Jenna Leventhal
Jenna Leventhal was first introduced to the USC Shoah Foundation as an undergraduate at UC Santa Barbara, working on a project for a public history course. Now, as manager of IWitness, she says her journey from student to Shoah Foundation education staff has come full circle.
Leventhal received her master’s in public history from the University of Houston and in 2011 joined the staff of the USC Shoah Foundation to work on IWitness, its new educational website that allows students to interact with testimony from the Visual History Archive, which at the time was still undergoing testing and development. IWitness drew on Leventhal’s interest in how history can be brought to life for different audiences.
IWitness allows students to watch testimonies of survivors and witnesses of the Holocaust and Rwandan Tutsi Genocide and use them in individual or group multimedia projects. In a way that transcends traditional print materials, the interactive, audio-visual form of IWitness connects learners with contextualized first-person views of history while training them to master the digital and media literacies necessary for the future.
While IWitness was originally a tool to teach primarily about the Holocaust, Leventhal said with its new Rwandan testimonies and new types of activities – video editing and Information Quests – IWitness can now be used in many different subjects.
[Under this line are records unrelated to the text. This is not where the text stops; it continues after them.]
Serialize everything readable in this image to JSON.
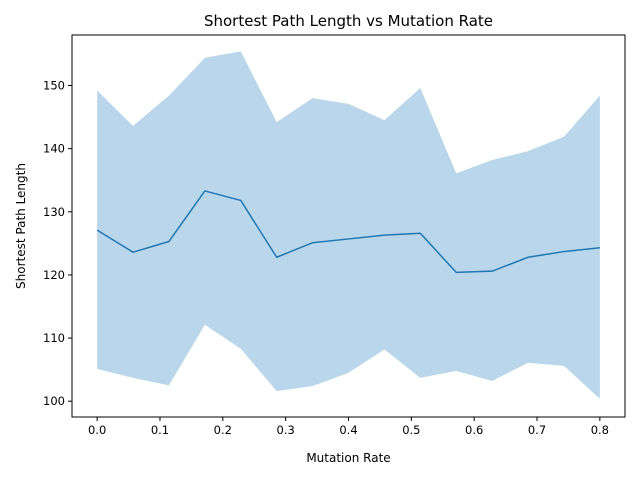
{
  "chart_data": {
    "type": "line",
    "title": "Shortest Path Length vs Mutation Rate",
    "xlabel": "Mutation Rate",
    "ylabel": "Shortest Path Length",
    "xlim": [
      -0.04,
      0.84
    ],
    "ylim": [
      97.5,
      158.0
    ],
    "xticks": [
      0.0,
      0.1,
      0.2,
      0.3,
      0.4,
      0.5,
      0.6,
      0.7,
      0.8
    ],
    "xtick_labels": [
      "0.0",
      "0.1",
      "0.2",
      "0.3",
      "0.4",
      "0.5",
      "0.6",
      "0.7",
      "0.8"
    ],
    "yticks": [
      100,
      110,
      120,
      130,
      140,
      150
    ],
    "ytick_labels": [
      "100",
      "110",
      "120",
      "130",
      "140",
      "150"
    ],
    "grid": false,
    "series": [
      {
        "line_color": "#1f77b4",
        "band_color": "#bad6ea",
        "x": [
          0.0,
          0.0571,
          0.1143,
          0.1714,
          0.2286,
          0.2857,
          0.3429,
          0.4,
          0.4571,
          0.5143,
          0.5714,
          0.6286,
          0.6857,
          0.7429,
          0.8
        ],
        "mean": [
          127.1,
          123.6,
          125.3,
          133.3,
          131.8,
          122.8,
          125.1,
          125.7,
          126.3,
          126.6,
          120.4,
          120.6,
          122.8,
          123.7,
          124.3
        ],
        "upper": [
          149.2,
          143.6,
          148.4,
          154.4,
          155.4,
          144.2,
          148.0,
          147.1,
          144.5,
          149.6,
          136.1,
          138.2,
          139.6,
          141.9,
          148.4
        ],
        "lower": [
          105.1,
          103.7,
          102.5,
          112.1,
          108.3,
          101.6,
          102.4,
          104.5,
          108.2,
          103.7,
          104.8,
          103.2,
          106.1,
          105.6,
          100.4
        ]
      }
    ]
  }
}
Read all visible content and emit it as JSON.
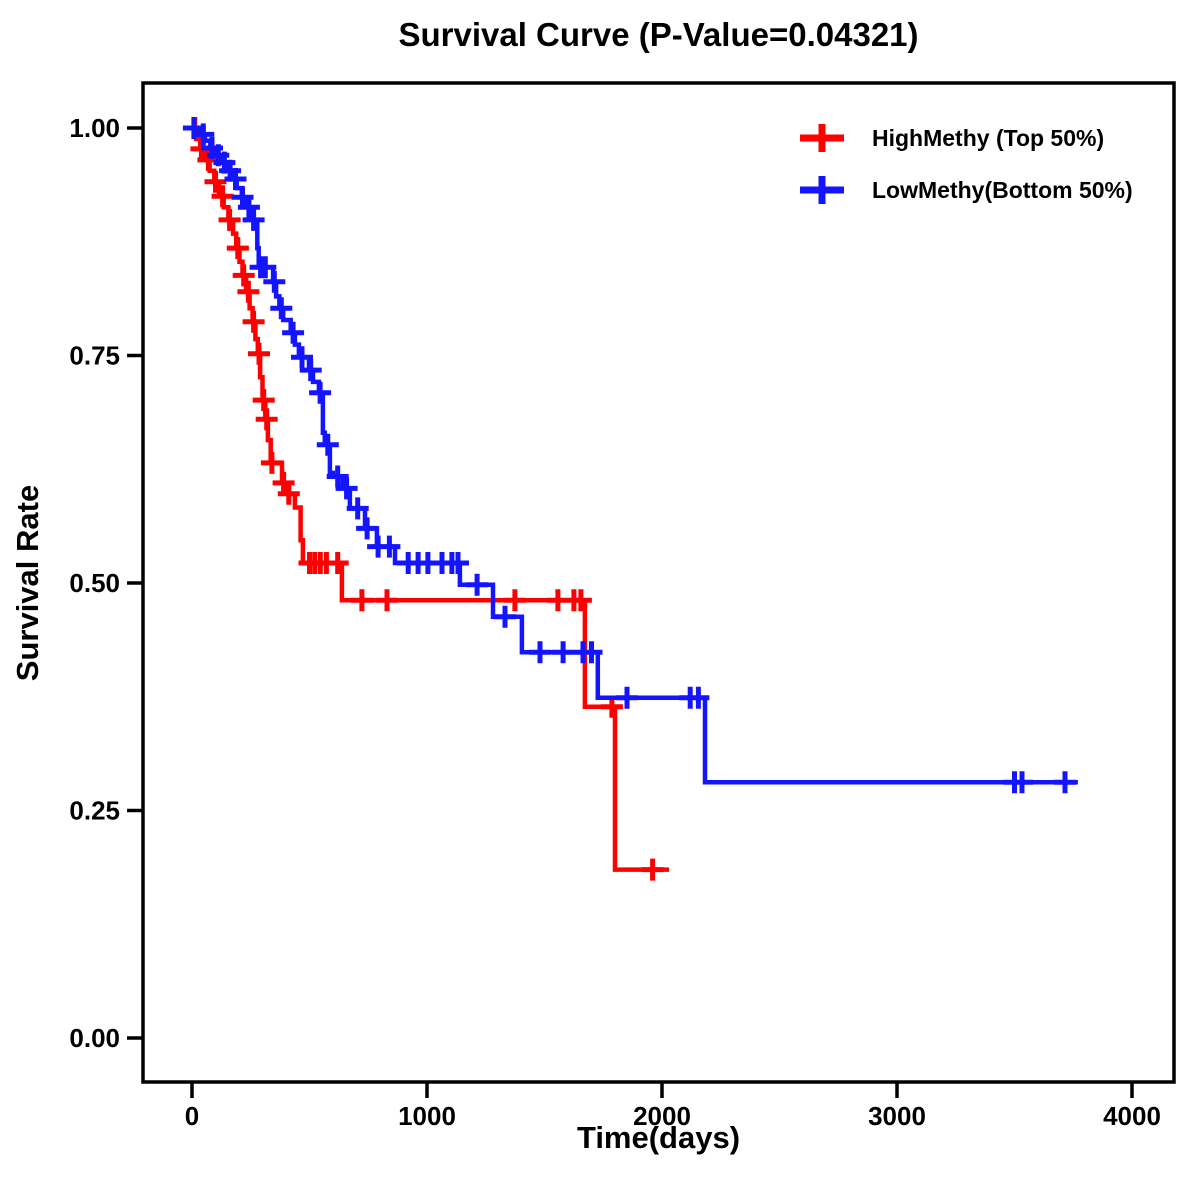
{
  "colors": {
    "high_methy": "#FF0000",
    "low_methy": "#1414FF",
    "axis": "#000000",
    "background": "#FFFFFF"
  },
  "chart_data": {
    "type": "line",
    "subtype": "kaplan_meier_step_curve",
    "title": "Survival Curve (P-Value=0.04321)",
    "p_value": "0.04321",
    "xlabel": "Time(days)",
    "ylabel": "Survival Rate",
    "xlim": [
      0,
      4000
    ],
    "ylim": [
      0.0,
      1.0
    ],
    "grid": false,
    "legend_position": "top-right",
    "x_ticks": {
      "values": [
        0,
        1000,
        2000,
        3000,
        4000
      ],
      "labels": [
        "0",
        "1000",
        "2000",
        "3000",
        "4000"
      ]
    },
    "y_ticks": {
      "values": [
        1.0,
        0.75,
        0.5,
        0.25,
        0.0
      ],
      "labels": [
        "1.00",
        "0.75",
        "0.50",
        "0.25",
        "0.00"
      ]
    },
    "series": [
      {
        "name": "HighMethy (Top 50%)",
        "color_key": "high_methy",
        "color": "#FF0000",
        "steps": [
          [
            0,
            1.0
          ],
          [
            18,
            0.988
          ],
          [
            35,
            0.977
          ],
          [
            55,
            0.965
          ],
          [
            75,
            0.953
          ],
          [
            95,
            0.941
          ],
          [
            115,
            0.925
          ],
          [
            135,
            0.913
          ],
          [
            155,
            0.899
          ],
          [
            175,
            0.884
          ],
          [
            188,
            0.868
          ],
          [
            202,
            0.853
          ],
          [
            215,
            0.838
          ],
          [
            230,
            0.82
          ],
          [
            245,
            0.802
          ],
          [
            258,
            0.787
          ],
          [
            270,
            0.768
          ],
          [
            280,
            0.752
          ],
          [
            290,
            0.726
          ],
          [
            300,
            0.701
          ],
          [
            312,
            0.68
          ],
          [
            323,
            0.657
          ],
          [
            335,
            0.632
          ],
          [
            383,
            0.61
          ],
          [
            404,
            0.598
          ],
          [
            438,
            0.583
          ],
          [
            462,
            0.547
          ],
          [
            472,
            0.522
          ],
          [
            638,
            0.481
          ],
          [
            1672,
            0.364
          ],
          [
            1800,
            0.185
          ]
        ],
        "censor_times": [
          12,
          40,
          70,
          100,
          130,
          160,
          195,
          220,
          240,
          262,
          285,
          305,
          318,
          340,
          390,
          412,
          500,
          522,
          546,
          572,
          620,
          723,
          830,
          1374,
          1557,
          1625,
          1655,
          1787,
          1960
        ],
        "end_time": 2030
      },
      {
        "name": "LowMethy(Bottom 50%)",
        "color_key": "low_methy",
        "color": "#1414FF",
        "steps": [
          [
            0,
            1.0
          ],
          [
            30,
            0.993
          ],
          [
            55,
            0.986
          ],
          [
            78,
            0.978
          ],
          [
            100,
            0.97
          ],
          [
            122,
            0.962
          ],
          [
            145,
            0.953
          ],
          [
            168,
            0.944
          ],
          [
            190,
            0.934
          ],
          [
            212,
            0.924
          ],
          [
            235,
            0.913
          ],
          [
            258,
            0.899
          ],
          [
            278,
            0.868
          ],
          [
            284,
            0.847
          ],
          [
            345,
            0.831
          ],
          [
            358,
            0.815
          ],
          [
            372,
            0.802
          ],
          [
            388,
            0.789
          ],
          [
            420,
            0.775
          ],
          [
            438,
            0.762
          ],
          [
            455,
            0.748
          ],
          [
            498,
            0.734
          ],
          [
            515,
            0.721
          ],
          [
            540,
            0.709
          ],
          [
            557,
            0.665
          ],
          [
            565,
            0.652
          ],
          [
            587,
            0.621
          ],
          [
            600,
            0.617
          ],
          [
            640,
            0.604
          ],
          [
            672,
            0.582
          ],
          [
            736,
            0.56
          ],
          [
            787,
            0.54
          ],
          [
            864,
            0.522
          ],
          [
            1140,
            0.498
          ],
          [
            1281,
            0.463
          ],
          [
            1404,
            0.424
          ],
          [
            1727,
            0.374
          ],
          [
            2183,
            0.281
          ]
        ],
        "censor_times": [
          8,
          48,
          85,
          112,
          138,
          162,
          185,
          215,
          242,
          262,
          292,
          312,
          350,
          380,
          430,
          468,
          505,
          545,
          578,
          620,
          658,
          705,
          745,
          792,
          840,
          920,
          962,
          1004,
          1064,
          1106,
          1132,
          1213,
          1332,
          1481,
          1579,
          1664,
          1700,
          1851,
          2120,
          2155,
          3500,
          3532,
          3715
        ],
        "end_time": 3770
      }
    ]
  }
}
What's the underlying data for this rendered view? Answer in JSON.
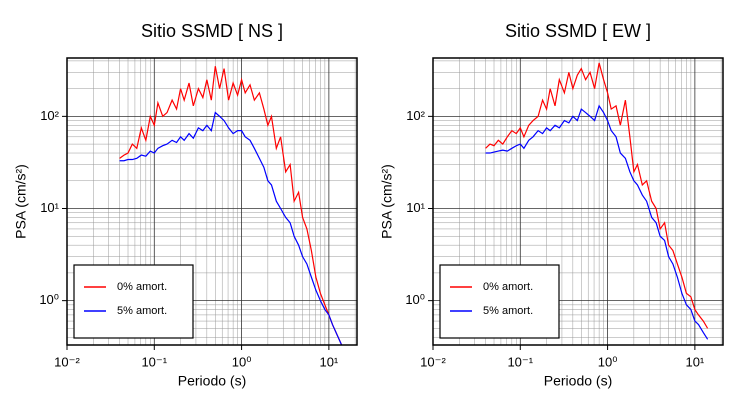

For example, earlier this year IWitness added its first activity focused on the voices of Japanese-American and African-American liberators, who experienced racism and prejudice in the United States before and after World War II.
“Teachers don’t just have to be teaching the Holocaust to find it useful. You really can find intersections across the curriculum,” Leventhal said. “It’s making IWitness available and bringing the testimonies – these full life stories – to a much wider audience than they ever would have before.”
In spring 2014, the first-ever winner of the IWitness Video Challenge was crowned. In the inaugural IWitness Video Challenge, the USC Shoah Foundation invited students from all over North America to be inspired by testimonies in IWitness and to use their innovation and creativity to create positive value in their communities by doing something ordinary (or extraordinary) and then build a video telling the story about how they contributed to making their communities a better place. The winner was Ruth Hernandez, a Philadelphia high school student who was inspired by testimony and her own family’s history to participate in a rally for immigration reform.
Leventhal said she was excited to see how many students took on the challenge and the diversity of the projects they completed in their communities.
“Ruth herself said it best: it was a way to give students a voice,” Leventhal said. “It helped give them agency, it empowered students to go out and do something that mattered to them.”
The next IWitness Video Challenge will be launched in time for the new school year. In addition, IWitness will begin offering a new type of activity designed to be more flexible and fit into teachers’ existing curriculum. But in the two years since IWitness officially launched, Leventhal has already witnessed how deeply students are affected by watching testimony of genocide survivors.
“They have that really close connection with [survivors] they’ve never met, who may or may not be alive anymore, and I think that’s a pretty powerful thing. It stays with them.” she said.
From her first introduction to the USC Shoah Foundation as a student to now, Leventhal said working on IWitness is an ideal intersection of her passions for history, education and innovation.
“It’s really the intersection of what I was so interested in early on: How do we make history interesting and relevant and engaging?” she said. “Now I get to play a role in shaping this amazing tool that does just that.”